In celebration of the power of science we spoke to three people: an individual, a medical provider, and a vaccine scientist about how vaccines have impacted them throughout their lives. Here are their answers:

John Scully, 79, resident of Florida

Photo courtesy of John Scully

When John Scully was born, America was in the midst of an epidemic: tens of thousands of children in the United States were falling ill with paralytic poliomyelitis — otherwise known as polio, a disease that attacks the central nervous system and often leaves its victims partially or fully paralyzed.

"As kids, we were all afraid of getting polio," he says, "because if you got polio, you could end up in the dreaded iron lung and we were all terrified of those." Iron lungs were respirators that enclosed most of a person's body; people with severe cases often would end up in these respirators as they fought for their lives.

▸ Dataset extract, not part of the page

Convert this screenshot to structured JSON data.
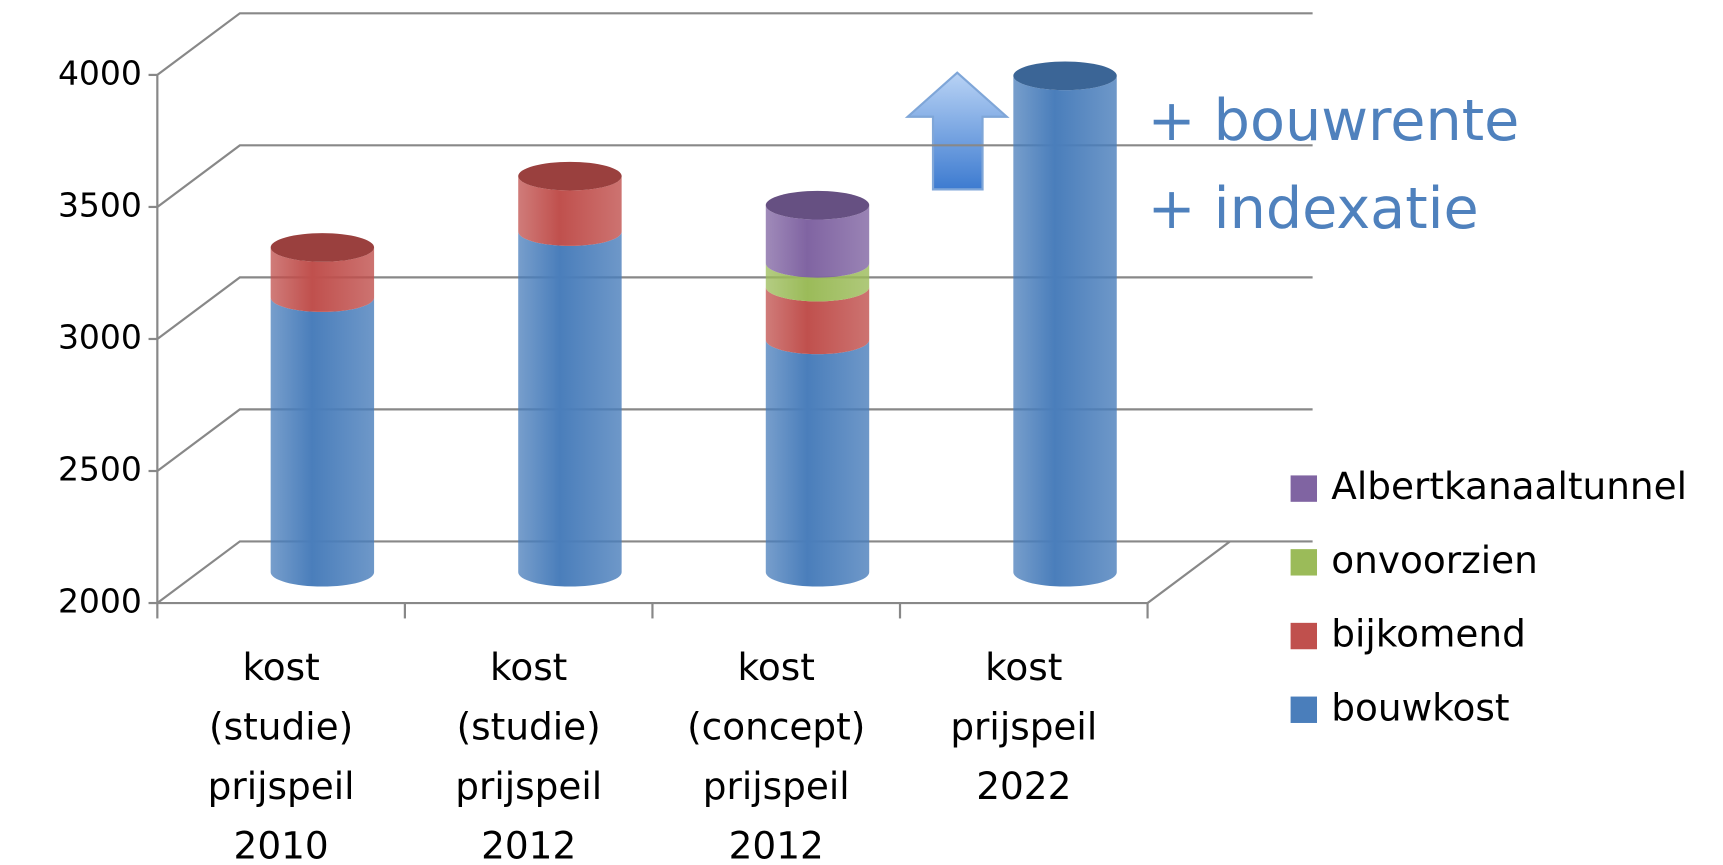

John remembers going to see matinee showings of cowboy movies on Saturdays and, before the movie, shorts would run. "Usually they showed the news," he says, "but I just remember seeing this one clip warning us about polio and it just showed all these kids in iron lungs." If kids survived the iron lung, they'd often come back to school on crutches, in leg braces, or in wheelchairs.

"We all tried to be really careful in the summer — or, as we called it back then, 'polio season,''" John says. This was because every year around Memorial Day, major outbreaks would begin to emerge and they'd spike sometime around August. People weren't really sure how the disease spread at the time, but many believed it traveled through the water. There was no cure — and every child was susceptible to getting sick with it.

"We couldn't swim in hot weather," he remembers, "and the municipal outdoor pool would close down in August."

Then, in 1954 clinical trials began for Dr. Jonas Salk's vaccine against polio and within a year, his vaccine was announced safe. "I got that vaccine at school," John says. Within two years, U.S. polio cases had dropped 85-95 percent — even before a second vaccine was developed by Dr. Albert Sabin in the 1960s. "I remember how much better things got after the vaccines came out. They changed everything," John says.